Not drunk, just hurting now. I think it's time for Sparky and I, especially Sparky ( the Sparkinator) to thank you, thank you, thank you for your heart felt comments. He must have been loved by many,








Tough to find a replacement.


----------



## Dodger (Oct 20, 2009)

Sorry Leaky. Very sorry for your hurt.

Remember we have friends like Sparky not for the hurt we experience when they leave but for the love they bring to our lives while we have them.

I think Sparky's legacy will be long remembered by many on this forum. That's quite a tribute to a dog few of us ever met. But, that's what happens to special dogs.


----------



## 30-06-hunter (Sep 22, 2013)

We will be putting our oldest Vizsla mix down soon, and after 14 years of having her with me on every adventure I have been on since will make it very hard to deal with. So I can relate a little, sorry for your loss.


----------



## Longgun (Sep 7, 2007)

well da*n... :-( so sorry to hear that Leaky, their time with us is far far too short.

Its easy to get caught in the sorrows and pain, it should be when you have shared such time's, please rejoice in his memory for he will never be truely gone but waiting for you on the other side to start another wonderful adventure. ;-)


----------



## blackdog (Sep 11, 2007)

Sorry to hear that Leaky.

You gave the Sparkinator a great life.


----------



## Doc (Sep 11, 2007)

Your pain is shared by many.

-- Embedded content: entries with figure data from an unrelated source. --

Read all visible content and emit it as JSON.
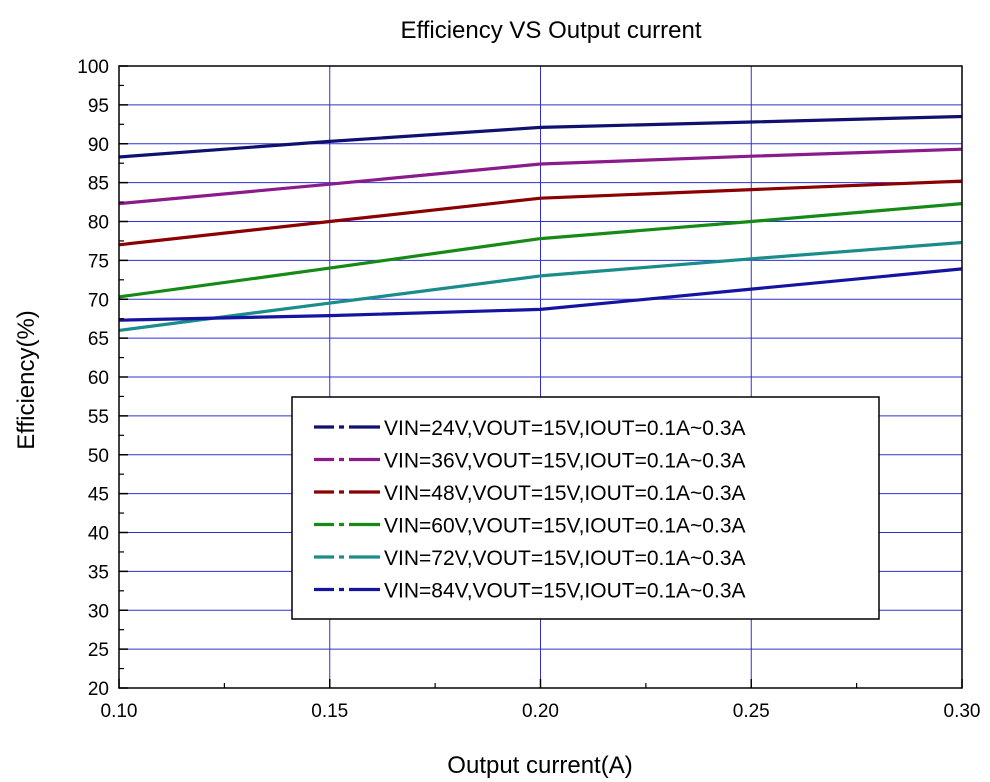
{
  "chart_data": {
    "type": "line",
    "title": "Efficiency VS Output current",
    "xlabel": "Output current(A)",
    "ylabel": "Efficiency(%)",
    "xlim": [
      0.1,
      0.3
    ],
    "ylim": [
      20,
      100
    ],
    "xticks": [
      "0.10",
      "0.15",
      "0.20",
      "0.25",
      "0.30"
    ],
    "xtick_values": [
      0.1,
      0.15,
      0.2,
      0.25,
      0.3
    ],
    "yticks": [
      "20",
      "25",
      "30",
      "35",
      "40",
      "45",
      "50",
      "55",
      "60",
      "65",
      "70",
      "75",
      "80",
      "85",
      "90",
      "95",
      "100"
    ],
    "ytick_values": [
      20,
      25,
      30,
      35,
      40,
      45,
      50,
      55,
      60,
      65,
      70,
      75,
      80,
      85,
      90,
      95,
      100
    ],
    "grid": true,
    "legend_position": "center",
    "x": [
      0.1,
      0.15,
      0.2,
      0.25,
      0.3
    ],
    "series": [
      {
        "name": "VIN=24V,VOUT=15V,IOUT=0.1A~0.3A",
        "color": "#101070",
        "values": [
          88.3,
          90.3,
          92.1,
          92.8,
          93.5
        ]
      },
      {
        "name": "VIN=36V,VOUT=15V,IOUT=0.1A~0.3A",
        "color": "#8B1A8B",
        "values": [
          82.3,
          84.8,
          87.4,
          88.4,
          89.3
        ]
      },
      {
        "name": "VIN=48V,VOUT=15V,IOUT=0.1A~0.3A",
        "color": "#8B0000",
        "values": [
          77.0,
          80.0,
          83.0,
          84.1,
          85.2
        ]
      },
      {
        "name": "VIN=60V,VOUT=15V,IOUT=0.1A~0.3A",
        "color": "#158A15",
        "values": [
          70.3,
          74.0,
          77.8,
          80.0,
          82.3
        ]
      },
      {
        "name": "VIN=72V,VOUT=15V,IOUT=0.1A~0.3A",
        "color": "#1A8C8C",
        "values": [
          66.0,
          69.5,
          73.0,
          75.2,
          77.3
        ]
      },
      {
        "name": "VIN=84V,VOUT=15V,IOUT=0.1A~0.3A",
        "color": "#1414A0",
        "values": [
          67.3,
          67.9,
          68.7,
          71.3,
          73.9
        ]
      }
    ]
  }
}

It's amazing how "human" dogs can be. Or maybe that is a disservice comparing them to humans with their truly benevolent nature. There will never be another Sparky but there can be another companion. Best of luck.


----------



## izzydog (Jan 18, 2008)

Awww man! That's terrible news! Believe me, I know how you feel and it isn't pleasant. Best of luck to you Leaky.


----------



## GaryFish (Sep 7, 2007)

Well that just sucks. I considered old Sparky one of our best forum members! Without a doubt! Sorry to hear that Leaky.


----------



## Ifish (Aug 22, 2008)

Sorry to hear this Leaky. Sincere condolences are yours. All dogs go to Heaven and I am sure that Sparky is there. Hang in there.


----------



## coues52 (Nov 11, 2007)

I am really to hear of your loss of "Sparky", they are not just a dog ..they are our best friends..Danny


----------



## ram2h2o (Sep 11, 2007)

My thoughts are with you Leaky! It hurts to lose one's best friend, two legged or 4 legged. Been there done that!


----------



## Greenhead_Slayer (Oct 16, 2007)

Sorry for your loss Leaky. There were a few times I watched you and Leaky at Mantua, it sure was a fun sight to see that pooch out swimming around while you were tubing. Hang in there.


----------